Бронетранспортер с проверяющими далеко отстал. Пока он доковылял до роты, я успел проверить вооружение, получил рапорта о состоянии машин, о расходе топлива и боеприпасов, построил роту и замер посредине поляны в готовности рапортовать.

Стою, в уме плюсы и минусы подсчитываю: за что меня похвалить могут, а за что наказать. Рота из парка начала выход на восемь минут раньше срока – за это хвалят, за это иногда командиру роты и золотые часики подбросить могут. В начале войны счет на секунды идет. Все танки, все самолеты, все штабы должны рывком из-под удара выйти. Тогда первый, самый страшный удар противника по пустым военным городкам ляжет. Восемь минут! Тут мне плюс несомненный. Все танки мои исправны, и весь день таковыми оставались. Это моему зампотеху плюс. Жаль, что из-за нехватки офицеров нет у меня в роте зампотеха. Я сам за него работаю. Опорные пункты мы обходили крутым маневром, вовремя и четко сообщая о них. Это плюс командиру первого взвода. Жаль, что и его в роте нет: опять же нехватка. Ракетную батарею не проморгали, не пропустили, унюхали, в землю ее втоптали. А ракетная батарея, даже самая захудалая, может пару Хиросим сотворить. Прекратив разведку и бросив свои коробки против ракет, я эти самые Хиросимы предотвратил. За такое на войне и орденом пожаловать могут, а на учениях хвалят долго…

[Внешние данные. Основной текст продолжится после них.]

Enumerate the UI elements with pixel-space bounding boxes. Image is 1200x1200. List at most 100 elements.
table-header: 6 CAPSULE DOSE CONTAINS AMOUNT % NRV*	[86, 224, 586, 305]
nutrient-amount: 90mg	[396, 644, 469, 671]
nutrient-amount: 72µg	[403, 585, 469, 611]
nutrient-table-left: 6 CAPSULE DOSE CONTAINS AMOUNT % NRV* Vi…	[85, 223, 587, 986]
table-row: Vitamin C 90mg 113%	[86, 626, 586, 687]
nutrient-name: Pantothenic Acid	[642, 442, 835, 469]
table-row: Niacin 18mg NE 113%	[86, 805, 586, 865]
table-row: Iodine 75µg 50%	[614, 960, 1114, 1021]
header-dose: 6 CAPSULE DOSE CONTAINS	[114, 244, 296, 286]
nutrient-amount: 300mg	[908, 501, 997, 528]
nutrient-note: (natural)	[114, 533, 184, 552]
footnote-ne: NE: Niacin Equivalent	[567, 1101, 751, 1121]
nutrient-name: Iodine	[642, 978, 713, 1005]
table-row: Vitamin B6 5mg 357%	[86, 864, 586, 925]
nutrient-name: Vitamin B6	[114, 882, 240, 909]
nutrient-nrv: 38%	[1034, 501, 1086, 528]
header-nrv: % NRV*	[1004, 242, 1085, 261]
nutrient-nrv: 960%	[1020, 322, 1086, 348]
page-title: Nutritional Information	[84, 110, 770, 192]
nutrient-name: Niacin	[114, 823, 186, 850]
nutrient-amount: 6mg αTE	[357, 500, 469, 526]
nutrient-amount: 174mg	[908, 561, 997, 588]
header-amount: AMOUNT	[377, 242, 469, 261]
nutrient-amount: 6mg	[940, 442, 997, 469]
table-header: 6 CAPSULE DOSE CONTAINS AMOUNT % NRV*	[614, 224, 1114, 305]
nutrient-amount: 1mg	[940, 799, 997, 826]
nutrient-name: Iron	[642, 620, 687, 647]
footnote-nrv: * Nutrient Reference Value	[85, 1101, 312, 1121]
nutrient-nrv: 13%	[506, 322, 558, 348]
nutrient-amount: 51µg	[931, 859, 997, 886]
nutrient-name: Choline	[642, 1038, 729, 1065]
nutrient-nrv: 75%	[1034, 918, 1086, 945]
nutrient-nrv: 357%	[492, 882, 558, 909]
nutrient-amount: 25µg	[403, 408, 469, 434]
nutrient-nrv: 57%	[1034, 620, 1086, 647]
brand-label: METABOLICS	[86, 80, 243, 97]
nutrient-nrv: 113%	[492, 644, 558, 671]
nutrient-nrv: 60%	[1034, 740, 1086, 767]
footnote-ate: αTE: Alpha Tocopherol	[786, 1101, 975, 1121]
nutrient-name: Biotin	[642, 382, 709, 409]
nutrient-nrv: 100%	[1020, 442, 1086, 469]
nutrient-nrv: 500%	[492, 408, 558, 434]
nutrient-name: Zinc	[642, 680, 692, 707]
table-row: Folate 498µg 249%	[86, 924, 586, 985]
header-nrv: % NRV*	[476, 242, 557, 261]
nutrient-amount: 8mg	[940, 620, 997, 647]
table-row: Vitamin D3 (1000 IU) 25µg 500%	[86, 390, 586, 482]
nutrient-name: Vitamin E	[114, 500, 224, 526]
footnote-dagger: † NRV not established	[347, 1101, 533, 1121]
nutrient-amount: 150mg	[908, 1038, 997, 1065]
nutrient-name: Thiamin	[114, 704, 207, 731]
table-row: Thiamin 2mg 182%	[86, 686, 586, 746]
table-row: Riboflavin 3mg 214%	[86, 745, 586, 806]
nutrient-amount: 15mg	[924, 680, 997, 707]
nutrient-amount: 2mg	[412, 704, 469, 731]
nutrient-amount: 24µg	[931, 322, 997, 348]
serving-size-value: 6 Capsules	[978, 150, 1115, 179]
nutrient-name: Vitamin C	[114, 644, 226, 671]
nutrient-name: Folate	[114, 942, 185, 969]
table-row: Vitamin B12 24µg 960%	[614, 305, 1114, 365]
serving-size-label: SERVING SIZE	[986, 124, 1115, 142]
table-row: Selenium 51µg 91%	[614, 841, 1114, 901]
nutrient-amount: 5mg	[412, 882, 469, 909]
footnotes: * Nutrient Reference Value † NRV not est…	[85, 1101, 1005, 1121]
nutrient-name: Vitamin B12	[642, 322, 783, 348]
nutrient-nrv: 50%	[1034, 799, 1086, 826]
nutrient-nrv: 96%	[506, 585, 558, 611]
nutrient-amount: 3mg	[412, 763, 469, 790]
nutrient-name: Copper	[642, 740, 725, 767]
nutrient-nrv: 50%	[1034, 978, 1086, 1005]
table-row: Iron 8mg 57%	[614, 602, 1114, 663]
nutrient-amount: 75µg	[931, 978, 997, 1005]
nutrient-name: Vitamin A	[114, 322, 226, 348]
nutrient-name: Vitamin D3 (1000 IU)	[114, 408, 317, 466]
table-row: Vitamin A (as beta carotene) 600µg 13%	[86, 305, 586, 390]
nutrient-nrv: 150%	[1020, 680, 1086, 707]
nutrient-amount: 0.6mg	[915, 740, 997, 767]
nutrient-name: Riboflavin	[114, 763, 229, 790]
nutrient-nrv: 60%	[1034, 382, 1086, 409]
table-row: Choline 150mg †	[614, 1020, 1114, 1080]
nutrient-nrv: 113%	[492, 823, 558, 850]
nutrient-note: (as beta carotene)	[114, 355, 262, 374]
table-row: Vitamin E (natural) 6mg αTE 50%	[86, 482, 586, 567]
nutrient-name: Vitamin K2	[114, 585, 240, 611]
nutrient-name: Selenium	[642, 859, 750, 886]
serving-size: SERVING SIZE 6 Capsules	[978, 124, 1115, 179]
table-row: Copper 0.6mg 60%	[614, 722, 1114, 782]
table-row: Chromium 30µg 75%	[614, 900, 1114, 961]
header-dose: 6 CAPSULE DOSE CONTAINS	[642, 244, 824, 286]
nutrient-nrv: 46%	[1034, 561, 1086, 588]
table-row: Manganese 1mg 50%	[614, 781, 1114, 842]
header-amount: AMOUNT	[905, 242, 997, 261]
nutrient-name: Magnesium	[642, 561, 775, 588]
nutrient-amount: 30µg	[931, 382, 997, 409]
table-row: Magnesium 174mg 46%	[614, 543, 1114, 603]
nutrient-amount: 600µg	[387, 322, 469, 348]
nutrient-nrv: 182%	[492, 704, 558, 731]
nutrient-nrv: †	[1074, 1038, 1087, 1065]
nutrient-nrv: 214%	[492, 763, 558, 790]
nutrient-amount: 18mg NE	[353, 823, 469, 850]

А вот и проверяющий полковник. Ручки белые, чистенькие, сапожки блестят. Лужи он брезгливо обходит, как кот, чтобы лапки не испачкать. Командир полка, батя наш, тоже полковник, да только ручищи у него мозолистые, как у палача, к тяжелому труду его ручищи приучены. А рожа у нашего бати обожжена морозом, солнцем и ветрами всех известных мне полигонов и стрельбищ, не в пример бледному личику проверяющего полковника.

– Равняйсь! Смирно! Равнение направо!

Но проверяющий рапорта моего не слушает, он меня на полуслове обрывает:

– Увлекаетесь, старший лейтенант, в бою! Как мальчишка!

Я молчу. Я улыбаюсь ему: вроде он не ругает меня, а медаль на грудь вешает. А он от моей улыбки еще пуще свирепеет. Свита его угрюмо молчит. Знает свита, что Дисциплинарный Устав запрещает ругать меня в присутствии моих подчиненных. Знают майоры и подполковники, что, ругая меня в присутствии моих подчиненных, полковник не мой командирский авторитет подрывает, а авторитет всего офицерского состава доблестной Советской Армии, и в том числе собственный полковничий авторитет. А мне вроде бы и ничего. Я улыбаюсь.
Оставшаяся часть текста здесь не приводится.